Carolyn Cooper | Football stirs up primitive passions
It's time for revenge. France better beat Croatia today. Two decades might seem like a long time to be carrying feelings. But it's not. At the 1998 World Cup, Jamaica ended up in Group H along with Argentina, Croatia and Japan. In our very first game, the Reggae Boyz were defeated by Croatia 3-1. Robbie Earle scored, but one goal just wasn't enough. Then Argentina beat us 5-0.
We went on to beat Japan 2-1. Theodore Whitmore scored both goals. It was too late. We were eliminated. After the tournament, FIFA ranked the 32 teams. Jamaica came in at 22. Not bad for a first-timer at the World Cup! We were ahead of Austria, South Africa, Cameroon, Tunisia, Scotland, Saudi Arabia, Bulgaria, South Korea, Japan and the United States - in descending order. We could hold our heads high in the big leagues.

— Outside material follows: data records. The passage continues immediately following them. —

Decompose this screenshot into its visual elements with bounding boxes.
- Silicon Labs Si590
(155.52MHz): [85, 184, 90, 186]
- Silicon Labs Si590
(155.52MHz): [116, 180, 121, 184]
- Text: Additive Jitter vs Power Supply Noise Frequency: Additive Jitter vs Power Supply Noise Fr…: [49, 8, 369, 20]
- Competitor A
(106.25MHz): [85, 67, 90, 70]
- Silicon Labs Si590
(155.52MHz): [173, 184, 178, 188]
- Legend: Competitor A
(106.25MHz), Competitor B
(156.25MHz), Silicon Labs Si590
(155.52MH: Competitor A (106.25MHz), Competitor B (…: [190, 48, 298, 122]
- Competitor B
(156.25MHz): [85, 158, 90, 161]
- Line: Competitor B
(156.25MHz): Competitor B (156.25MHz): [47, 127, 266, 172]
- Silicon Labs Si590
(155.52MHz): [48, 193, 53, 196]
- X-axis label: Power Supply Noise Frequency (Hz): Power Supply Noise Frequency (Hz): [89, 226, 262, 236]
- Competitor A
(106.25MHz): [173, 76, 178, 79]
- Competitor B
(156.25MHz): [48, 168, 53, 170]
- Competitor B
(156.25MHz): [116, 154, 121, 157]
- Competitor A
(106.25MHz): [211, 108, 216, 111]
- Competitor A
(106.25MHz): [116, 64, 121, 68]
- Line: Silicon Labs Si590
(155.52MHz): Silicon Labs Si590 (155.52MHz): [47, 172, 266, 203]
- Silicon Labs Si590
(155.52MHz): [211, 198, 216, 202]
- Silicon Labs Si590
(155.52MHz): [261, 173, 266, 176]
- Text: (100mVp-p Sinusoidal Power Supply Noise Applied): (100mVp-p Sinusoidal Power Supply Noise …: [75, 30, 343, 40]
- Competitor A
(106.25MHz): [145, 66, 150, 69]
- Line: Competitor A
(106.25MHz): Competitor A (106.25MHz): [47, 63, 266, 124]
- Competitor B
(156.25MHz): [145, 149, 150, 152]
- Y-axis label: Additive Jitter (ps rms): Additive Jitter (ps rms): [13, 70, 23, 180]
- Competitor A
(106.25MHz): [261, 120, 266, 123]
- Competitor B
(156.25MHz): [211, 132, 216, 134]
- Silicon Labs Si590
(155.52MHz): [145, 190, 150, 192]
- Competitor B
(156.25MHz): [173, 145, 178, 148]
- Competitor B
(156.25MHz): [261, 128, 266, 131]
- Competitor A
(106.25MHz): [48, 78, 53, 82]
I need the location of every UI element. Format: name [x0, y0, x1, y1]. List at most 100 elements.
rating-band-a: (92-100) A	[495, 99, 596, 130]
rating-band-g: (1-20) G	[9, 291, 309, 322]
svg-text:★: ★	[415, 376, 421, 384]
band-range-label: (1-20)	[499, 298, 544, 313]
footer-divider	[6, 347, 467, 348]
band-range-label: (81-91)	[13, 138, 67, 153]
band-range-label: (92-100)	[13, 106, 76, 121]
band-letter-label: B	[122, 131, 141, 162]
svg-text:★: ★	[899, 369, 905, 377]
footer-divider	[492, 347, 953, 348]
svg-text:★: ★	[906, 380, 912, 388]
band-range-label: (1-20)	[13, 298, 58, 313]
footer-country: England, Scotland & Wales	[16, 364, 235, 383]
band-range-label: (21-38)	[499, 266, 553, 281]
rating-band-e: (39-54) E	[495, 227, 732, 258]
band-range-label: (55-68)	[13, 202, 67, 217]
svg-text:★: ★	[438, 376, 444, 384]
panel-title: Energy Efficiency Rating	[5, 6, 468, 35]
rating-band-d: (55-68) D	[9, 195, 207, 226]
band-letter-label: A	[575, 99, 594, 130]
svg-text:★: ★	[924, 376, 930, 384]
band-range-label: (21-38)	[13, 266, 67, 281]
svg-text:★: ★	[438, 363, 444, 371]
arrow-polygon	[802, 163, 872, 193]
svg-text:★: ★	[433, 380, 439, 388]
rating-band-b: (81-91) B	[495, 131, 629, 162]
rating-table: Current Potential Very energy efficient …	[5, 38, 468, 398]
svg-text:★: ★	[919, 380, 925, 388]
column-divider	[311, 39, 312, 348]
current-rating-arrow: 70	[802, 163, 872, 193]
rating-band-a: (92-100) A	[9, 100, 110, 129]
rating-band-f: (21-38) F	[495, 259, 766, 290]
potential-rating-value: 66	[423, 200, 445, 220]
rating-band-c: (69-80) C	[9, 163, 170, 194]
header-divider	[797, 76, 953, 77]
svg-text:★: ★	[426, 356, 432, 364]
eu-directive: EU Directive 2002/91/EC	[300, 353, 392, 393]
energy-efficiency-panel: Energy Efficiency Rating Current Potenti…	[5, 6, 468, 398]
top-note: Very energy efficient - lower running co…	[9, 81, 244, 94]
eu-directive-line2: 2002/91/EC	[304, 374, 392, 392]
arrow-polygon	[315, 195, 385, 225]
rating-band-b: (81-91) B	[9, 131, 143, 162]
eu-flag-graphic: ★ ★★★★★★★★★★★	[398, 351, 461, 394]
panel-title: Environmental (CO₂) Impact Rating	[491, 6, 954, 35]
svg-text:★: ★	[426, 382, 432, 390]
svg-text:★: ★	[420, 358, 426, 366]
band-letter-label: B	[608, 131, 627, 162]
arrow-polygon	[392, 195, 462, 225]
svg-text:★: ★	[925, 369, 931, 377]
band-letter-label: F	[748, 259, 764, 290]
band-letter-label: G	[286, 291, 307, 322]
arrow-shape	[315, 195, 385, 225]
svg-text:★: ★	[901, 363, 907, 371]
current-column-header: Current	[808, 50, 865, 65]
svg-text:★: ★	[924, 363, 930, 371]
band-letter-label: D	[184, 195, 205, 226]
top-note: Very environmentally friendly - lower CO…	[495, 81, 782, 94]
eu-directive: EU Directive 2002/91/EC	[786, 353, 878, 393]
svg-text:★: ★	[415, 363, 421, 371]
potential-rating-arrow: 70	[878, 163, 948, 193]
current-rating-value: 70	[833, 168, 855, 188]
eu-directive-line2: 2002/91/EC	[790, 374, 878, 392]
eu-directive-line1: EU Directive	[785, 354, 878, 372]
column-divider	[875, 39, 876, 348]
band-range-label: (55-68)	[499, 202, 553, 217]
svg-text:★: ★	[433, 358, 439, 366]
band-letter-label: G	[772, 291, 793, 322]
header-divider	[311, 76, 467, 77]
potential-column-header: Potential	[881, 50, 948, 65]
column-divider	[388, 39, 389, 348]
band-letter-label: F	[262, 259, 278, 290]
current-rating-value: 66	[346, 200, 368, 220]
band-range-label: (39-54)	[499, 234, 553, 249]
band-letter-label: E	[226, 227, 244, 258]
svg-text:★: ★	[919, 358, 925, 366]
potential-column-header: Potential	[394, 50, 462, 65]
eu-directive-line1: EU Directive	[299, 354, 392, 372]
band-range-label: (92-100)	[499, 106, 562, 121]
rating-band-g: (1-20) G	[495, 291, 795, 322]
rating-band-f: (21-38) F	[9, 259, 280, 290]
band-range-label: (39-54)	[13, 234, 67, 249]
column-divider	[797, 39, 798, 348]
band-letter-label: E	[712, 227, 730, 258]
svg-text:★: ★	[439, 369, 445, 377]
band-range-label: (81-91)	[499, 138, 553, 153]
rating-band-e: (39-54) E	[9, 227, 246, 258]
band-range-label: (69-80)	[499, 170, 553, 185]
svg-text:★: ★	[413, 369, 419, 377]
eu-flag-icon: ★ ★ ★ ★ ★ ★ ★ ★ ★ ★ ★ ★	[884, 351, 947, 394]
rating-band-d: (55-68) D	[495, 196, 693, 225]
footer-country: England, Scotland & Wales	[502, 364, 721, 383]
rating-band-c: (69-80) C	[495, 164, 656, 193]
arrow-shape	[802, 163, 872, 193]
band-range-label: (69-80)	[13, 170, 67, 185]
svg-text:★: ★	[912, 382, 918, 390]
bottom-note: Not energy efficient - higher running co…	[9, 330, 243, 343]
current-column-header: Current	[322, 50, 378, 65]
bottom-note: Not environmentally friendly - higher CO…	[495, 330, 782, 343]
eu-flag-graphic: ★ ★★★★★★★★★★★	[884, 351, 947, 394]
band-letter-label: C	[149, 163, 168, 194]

Croatia ended up being ranked third. In front of football giants like Italy, Argentina and Germany! Like us, they were first-timers at the World Cup. Unlike us, they progressed all the way to the semi-finals. And they performed brilliantly. I suppose we could have celebrated the remarkable success of a relatively small nation like ourselves, with a population of only 4.5 million. But that would have been much too rational.
International sports competitions are certainly not about rationality. It's emotions that dominate. And there are a lot of them. Professor Dacher Keltner and graduate student Alan Cowen at the University of California, Berkeley, recently identified 27 human emotions. Far more than we used to think! These include anxiety, disgust, envy, excitement, fear, nostalgia, sadness and awe.
We feel some of these conflicting emotions when we watch our team in action. Some emotions are relatively harmless. Happiness at the victory of your team is quite therapeutic. Disgust at underperformance is entirely appropriate. Other emotions betray dangerous anxieties about nationality, race, gender and class.
My desire for revenge over Croatia springs from my powerful feelings of nationalism. And I know it's ridiculous after all these years to still have up Croatia. I'm only half-serious about wanting France to win. France is not my team, even though they did beat Croatia in the semi-finals in 1998. French culture can be very narcissistic.
NOT ETHNICALLY FRENCH?
Extreme nationalism and racism are evident in football culture internationally. The Soccer Politics website has a post on "French Players and Migration", which highlights the social impact of France's 1998 World Cup victory. The members of the football team "were hailed for their multiculturalism, and how they represented a new France, where the population was assimilated and uniformly French. Besides the national pride that swelled in France, there was significant focus on the ethnic makeup of the national team, which including [sic] several members who were not ethnically French".
Two decades later, can France really claim to be a multicultural state? And what does it mean to be 'ethnically French'? Is ethnicity the same as race? Is the term 'ethnically French' a coded way of signifying whiteness? And, if so, can non-ethnically French people ever become ethnically French? Put more bluntly, can black people be assimilated and become 'white'? And are whites in France allowed to mimic black identity when it suits them?
Take the case of Antoine Griezmann, France forward and Atletico Madrid player. In December 2017, he posted a provocative photograph of himself on Twitter. He sported an Afro wig and his face, legs and arms were painted black. The caption read, "80s party." Griezmann, wearing a basketball jersey, was, apparently, trying to pass for a Harlem Globetrotter! He removed the photo, which was condemned as racist. But did Griezmann's disguise reveal his envy of blackness?
On March 28, 2018, the UK Guardian carried a report with this headline: 'FIFA investigates alleged racist abuse of France players by Russia fans'. Obviously, these "France players" have not been assimilated. They are not "ethnically French". They are unmistakably black. And there are even more of them now than in 1998.
According to the report, "A Reuters photographer at pitch level for France's 3-1 win on Tuesday in St Petersburg claims to have heard monkey chants directed at French players on several occasions, including when N'Golo Kante came to the sideline for a throw-in." Kante was born in Paris in 1991. He has both Malian and French citizenship. I suppose his ethnicity is not completely French.
In response to the incident, French Sports Minister Laura Flessel-Colovic tweeted: "Racism has no place on soccer fields. We must act together at the European and international level to stop this intolerable behaviour." But what about off the soccer field?
Anti-black racism is deeply rooted in Croatia, as in France. I really don't care who wins this World Cup final. Truth be told, I've given up on revenge. My primary emotion now is envy. My nation has not been represented at the World Cup since 1998. What happened to the dream, Reggae Boyz? Is it dead? Duty's call requires a stirring response in 2022.